Bahrain Foreign Minister Khalid bin Ahmed Al Khalifa, left, Israeli Prime Minister Benjamin Netanyahu, President Donald Trump and United Arab Emirates Foreign Minister Abdullah bin Zayed al-Nahyan Abraham stand on the Truman Balcony during the Abraham Accords signing ceremony on the South Lawn of the White House on Tuesday, Sept. 15, 2020, in Washington.
Alex Brandon, Associated Press

On Tuesday, President Donald Trump presided over a historic peace agreement between Israel and two Gulf states — United Arab Emirates and Bahrain — in an effort to normalize relations in the Middle East.

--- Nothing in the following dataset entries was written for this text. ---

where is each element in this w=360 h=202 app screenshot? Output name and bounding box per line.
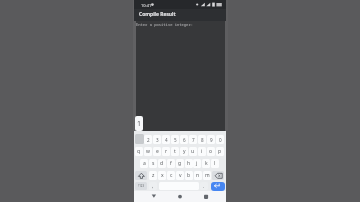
staticText: n: [196, 172, 200, 179]
button[interactable]: c: [167, 171, 175, 180]
button[interactable]: 2: [144, 135, 152, 144]
button[interactable]: [149, 192, 159, 202]
button[interactable]: 4: [162, 135, 170, 144]
staticText: d: [160, 160, 164, 167]
staticText: x: [161, 172, 164, 179]
button[interactable]: z: [149, 171, 157, 180]
staticText: q: [137, 148, 141, 155]
staticText: c: [170, 172, 173, 179]
button[interactable]: r: [162, 147, 170, 156]
staticText: j: [196, 160, 198, 167]
button[interactable]: 0: [216, 135, 224, 144]
staticText: ?123: [138, 184, 145, 188]
button[interactable]: u: [189, 147, 197, 156]
button[interactable]: 5: [171, 135, 179, 144]
staticText: v: [179, 172, 182, 179]
button[interactable]: k: [202, 159, 210, 168]
staticText: 0: [219, 137, 222, 143]
button[interactable]: ,: [149, 182, 157, 190]
staticText: m: [205, 172, 210, 179]
staticText: 8: [201, 137, 204, 143]
staticText: g: [178, 160, 182, 167]
staticText: y: [183, 148, 186, 155]
staticText: ,: [152, 183, 154, 189]
staticText: 9: [210, 137, 213, 143]
staticText: k: [205, 160, 208, 167]
staticText: w: [146, 148, 150, 155]
staticText: 10:41: [141, 3, 152, 8]
button[interactable]: [175, 192, 185, 202]
button[interactable]: [135, 134, 144, 144]
staticText: 5: [174, 137, 177, 143]
button[interactable]: j: [193, 159, 201, 168]
button[interactable]: .: [200, 182, 208, 190]
staticText: h: [187, 160, 191, 167]
button[interactable]: s: [149, 159, 157, 168]
button[interactable]: a: [140, 159, 148, 168]
button[interactable]: [201, 192, 211, 202]
button[interactable]: n: [194, 171, 202, 180]
button[interactable]: 9: [207, 135, 215, 144]
button[interactable]: 7: [189, 135, 197, 144]
staticText: p: [218, 148, 222, 155]
button[interactable]: [212, 171, 224, 180]
button[interactable]: m: [203, 171, 211, 180]
staticText: r: [165, 148, 168, 155]
button[interactable]: [135, 171, 147, 180]
staticText: t: [174, 148, 176, 155]
staticText: 3: [156, 137, 159, 143]
staticText: u: [191, 148, 195, 155]
button[interactable]: l: [211, 159, 219, 168]
button[interactable]: 3: [153, 135, 161, 144]
staticText: 4: [165, 137, 168, 143]
staticText: e: [156, 148, 159, 155]
button[interactable]: i: [198, 147, 206, 156]
staticText: i: [201, 148, 203, 155]
button[interactable]: 8: [198, 135, 206, 144]
staticText: 2: [147, 137, 150, 143]
button[interactable]: q: [135, 147, 143, 156]
button[interactable]: d: [158, 159, 166, 168]
button[interactable]: [134, 9, 226, 21]
staticText: f: [170, 160, 172, 167]
button[interactable]: ?123: [135, 182, 147, 190]
button[interactable]: f: [167, 159, 175, 168]
button[interactable]: t: [171, 147, 179, 156]
button[interactable]: 6: [180, 135, 188, 144]
button[interactable]: p: [216, 147, 224, 156]
staticText: z: [152, 172, 155, 179]
staticText: b: [187, 172, 191, 179]
button[interactable]: v: [176, 171, 184, 180]
staticText: 6: [183, 137, 186, 143]
staticText: o: [209, 148, 213, 155]
button[interactable]: g: [176, 159, 184, 168]
button[interactable]: e: [153, 147, 161, 156]
button[interactable]: x: [158, 171, 166, 180]
staticText: l: [214, 160, 216, 167]
button[interactable]: b: [185, 171, 193, 180]
staticText: s: [152, 160, 155, 167]
staticText: Enter a positive integer:: [136, 22, 193, 27]
staticText: Compile Result: [139, 11, 176, 18]
button[interactable]: [211, 182, 225, 191]
staticText: 1: [137, 119, 142, 129]
button[interactable]: h: [185, 159, 193, 168]
staticText: .: [203, 183, 205, 189]
button[interactable]: y: [180, 147, 188, 156]
button[interactable]: w: [144, 147, 152, 156]
staticText: 7: [192, 137, 195, 143]
staticText: a: [143, 160, 146, 167]
button[interactable]: o: [207, 147, 215, 156]
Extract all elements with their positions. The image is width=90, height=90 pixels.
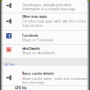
- staticText: text message: [22, 81, 44, 85]
- staticText: Other map apps: [22, 15, 47, 18]
- button[interactable]: Share on what3words: [2, 44, 88, 58]
- staticText: Share on what3words: [22, 52, 55, 55]
- staticText: what3words: [22, 47, 40, 51]
- staticText: map location: [22, 24, 43, 28]
- staticText: Share cache name, code and coordinates a…: [22, 77, 90, 81]
- button[interactable]: Share basic cache details: [2, 66, 88, 85]
- button[interactable]: Share on Facebook: [2, 30, 88, 44]
- button[interactable]: Other map apps: [2, 13, 88, 30]
- staticText: Let other map apps work with the current: [22, 20, 86, 23]
- staticText: Facebook: [22, 34, 38, 38]
- staticText: f: [8, 34, 10, 39]
- staticText: GPX file: [15, 86, 27, 90]
- staticText: DETAIL: [4, 63, 15, 66]
- button[interactable]: Share as message: [2, 0, 88, 13]
- staticText: Coordinates, altitude and other: [22, 3, 71, 7]
- button[interactable]: Share GPX file: [2, 85, 88, 90]
- staticText: Share on Facebook: [22, 39, 53, 42]
- staticText: information in a simple message: [22, 7, 75, 11]
- staticText: Basic cache details: [22, 72, 54, 75]
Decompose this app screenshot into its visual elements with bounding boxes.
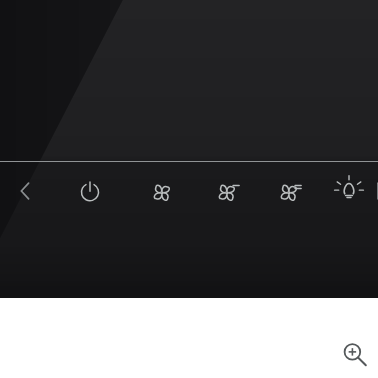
button[interactable]: Power [50,162,130,220]
button[interactable]: Fan speed low [130,162,196,220]
button[interactable]: Zoom in [332,332,378,378]
button[interactable]: Light [320,162,378,220]
button[interactable]: Previous [0,162,50,220]
button[interactable]: Fan speed medium [196,162,260,220]
button[interactable]: Fan speed high [260,162,320,220]
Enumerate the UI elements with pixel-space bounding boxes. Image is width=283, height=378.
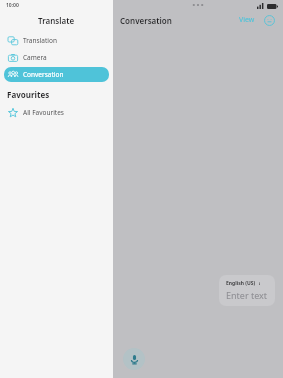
staticText: Camera bbox=[23, 53, 47, 62]
button[interactable]: All Favourites bbox=[4, 105, 109, 120]
staticText: Conversation bbox=[23, 70, 64, 79]
staticText: English (US) bbox=[226, 280, 256, 287]
button[interactable]: Translation bbox=[4, 33, 109, 48]
staticText: 10:00 bbox=[6, 2, 19, 9]
staticText: All Favourites bbox=[23, 108, 64, 117]
staticText: Translate bbox=[38, 15, 75, 26]
staticText: Enter text bbox=[226, 289, 268, 301]
button[interactable]: Conversation bbox=[4, 67, 109, 82]
button[interactable]: View bbox=[237, 14, 257, 26]
button[interactable]: English (US) bbox=[219, 275, 275, 306]
staticText: Translation bbox=[23, 36, 57, 45]
staticText: Conversation bbox=[120, 15, 172, 26]
button[interactable]: Camera bbox=[4, 50, 109, 65]
staticText: View bbox=[239, 15, 255, 25]
staticText: Favourites bbox=[7, 89, 50, 100]
button[interactable]: Microphone bbox=[123, 348, 145, 370]
button[interactable]: More options bbox=[263, 14, 276, 27]
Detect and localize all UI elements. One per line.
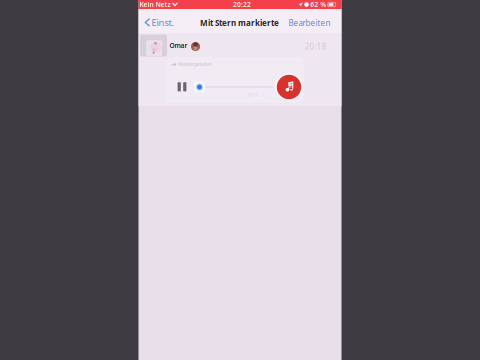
staticText: Omar: [170, 41, 188, 50]
staticText: Einst.: [152, 16, 174, 29]
staticText: Kein Netz: [140, 0, 170, 9]
button[interactable]: Einst.: [142, 12, 176, 33]
staticText: 20:22: [233, 0, 251, 9]
staticText: Mit Stern markierte: [200, 18, 279, 28]
button[interactable]: Bearbeiten: [286, 14, 333, 32]
staticText: 20:18: [304, 41, 326, 52]
staticText: 62 %: [310, 0, 326, 9]
button[interactable]: Wiedergabe pausieren: [175, 79, 189, 94]
staticText: Weitergeleitet: [178, 60, 212, 68]
staticText: Bearbeiten: [288, 18, 330, 28]
staticText: 0:11: [248, 92, 258, 99]
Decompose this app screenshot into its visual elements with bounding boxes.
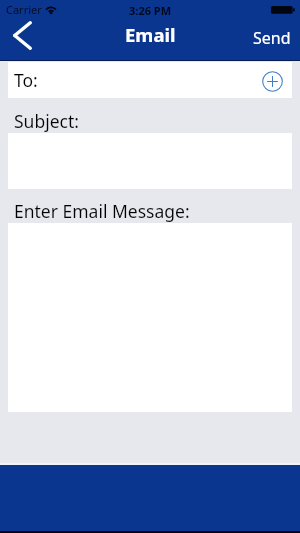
staticText: Enter Email Message: — [14, 199, 190, 223]
staticText: Email — [125, 22, 176, 47]
button[interactable]: Add recipient — [260, 69, 284, 93]
staticText: 3:26 PM — [129, 3, 172, 18]
staticText: Carrier — [6, 2, 42, 17]
staticText: To: — [14, 68, 38, 92]
button[interactable]: Back — [2, 20, 42, 61]
staticText: Subject: — [14, 109, 79, 133]
staticText: Send — [253, 27, 291, 49]
button[interactable]: Send — [243, 20, 300, 61]
button[interactable]: To: — [8, 62, 292, 98]
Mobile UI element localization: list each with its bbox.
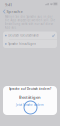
button[interactable]: Jetzt Sprache ändern: [16, 102, 44, 108]
button[interactable]: Back: [3, 9, 5, 14]
staticText: Sprache hinzufügen: [8, 42, 36, 46]
staticText: Wählen Sie die Sprache aus, in der die A…: [4, 15, 56, 29]
staticText: Jetzt Sprache ändern: [16, 103, 44, 107]
staticText: Sprache auf Deutsch ändern?: [9, 87, 51, 91]
staticText: 9:41: [5, 2, 12, 7]
staticText: Deutsch (Deutschland): [8, 34, 39, 37]
staticText: Sprache: [7, 9, 23, 14]
button[interactable]: Sprache hinzufügen: [3, 40, 57, 48]
button[interactable]: Deutsch (Deutschland): [3, 32, 57, 40]
staticText: Bestätigen: [19, 95, 41, 100]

Unknown to most onlookers from the Beehive State, however, is the behind-the-scenes work of one Utahn to help these deals come about. Miles Hansen, CEO of World Trade Center Utah, was previously the director of Gulf affairs at the National Security Council inside the White House, and he joined Deseret News opinion editor Boyd Matheson on KSL NewsRadio’s “Inside Sources” to lend his perspective on the accomplishment.

The following has been edited for length and clarity.

Boyd Matheson: You were the director of Gulf affairs at the National Security Council inside the White House, so you have a lot of experience in the Middle East. What does this mean in terms of these peace accords being signed at the White House today?

Miles Hansen: You know, it is exciting, and it’s days like today where I miss just a little bit of being back in Washington, because I had the honor and the opportunity to be helping them manage and build our relationship with several countries in the Gulf region, including the United Arab Emirates and also Bahrain — both countries that have bright futures, critical partners of the United States, and just full of wonderful people who are doing pretty innovative things and in a pretty tough neighborhood.

I’m excited to see the signing today. This is a culmination of a multiyear effort. And whether people support the Trump administration or critical of the Trump administration, this is unquestionably a big day for the Trump administration and a big win. The president came in working to shore up our relationship with Israel, also to build strong relationships with our Gulf partners, including the United Arab Emirates and Bahrain. This is a culmination of that effort.

Over the time I’ve worked in the White House, of any region in the world I’m not aware of any countries that the president personally spent more time investing in these relationships on phone calls, in meetings, through letters and text messages — everything else — then our Gulf partners, which means that that kept me busy, but also means that we built up relationships of trust that enabled us to move our partners to come together in a really historic agreement.

BM: Jared Kushner, who’s also played a vital role in a lot of these negotiations, used the phrase that in deal-making, everyone’s a no, until they’re a yes. And I think that especially plays true in the Middle East. Is that right?

MH: Yes, it absolutely is correct. And sometimes the darkest moments in those negotiations are right before dawn, right before you get the yeses. People are focused in on trying to get as much as they can out of a deal. And there’s no question about it. This was a negotiation. There was horse trading involved. This is deal-making at its finest, but at the end of the day, Jared does deserve a lot of credit. The Emirati ambassador in Washington, D.C., Yousef Al Otaiba — a close friend and an incredibly effective diplomat and statesman — he was very much involved in brokering a lot of these deals, as well. But it was deal-making, it was negotiations, it was a very challenging process, and so again, credit is owed to everybody involved for getting the party say yes and getting this deal done.

BM: Deals like this, while they don’t solve all the problems of the Middle East, they do create space for democracy to be strengthened — for freedom of the press, and freedom of speech and freedom to gather — all of those things are expanded on days like today, and that has to be a good thing for freedom and for peace, and how much time and attention and treasure the United States has to invest in order to keep those critical allies in the ballgame.

MH: There are definitely values that we share that are important in the region and we want support those that also share values. In the Middle East, there are few countries that share all of our values, with Israel as the one key exception in terms of the state that does share all of our values. The other states, it’s a bit of a mixed bag. What we want to do is identify where we do have shared values and build on those and strengthen the relationship with the expectation that over time, the overlap between our values and their values will grow.

Setting aside values, we just have straight up real politic interests in the region. We have a lot of interest in Bahrain, where we have our Middle East naval fleet headquartered there. We have a lot of interest in the United Arab Emirates, and of course in Israel, as well. So as we strengthen relationships across these critical partners and allies in the region, that is a win for us on the value perspective, but just as importantly, it’s a win in terms of our interests.

When you look at a map just across the waterway from the UAE and Bahrain, you’ve got Iran, and Iran has been creating a lot of instability across the region for many years. And as we look at the Gulf, Arab states solidifying relationships with Israel, those set of countries are the best position to push back against Iran. And we want to strengthen our partners and allies so that we can work through them to provide security to the region, and not have to bear that burden ourselves.

These agreements, these relationships are going to ease the burden that we have to bear when it comes to providing security and free commerce and trade and protecting our economic interests in the region.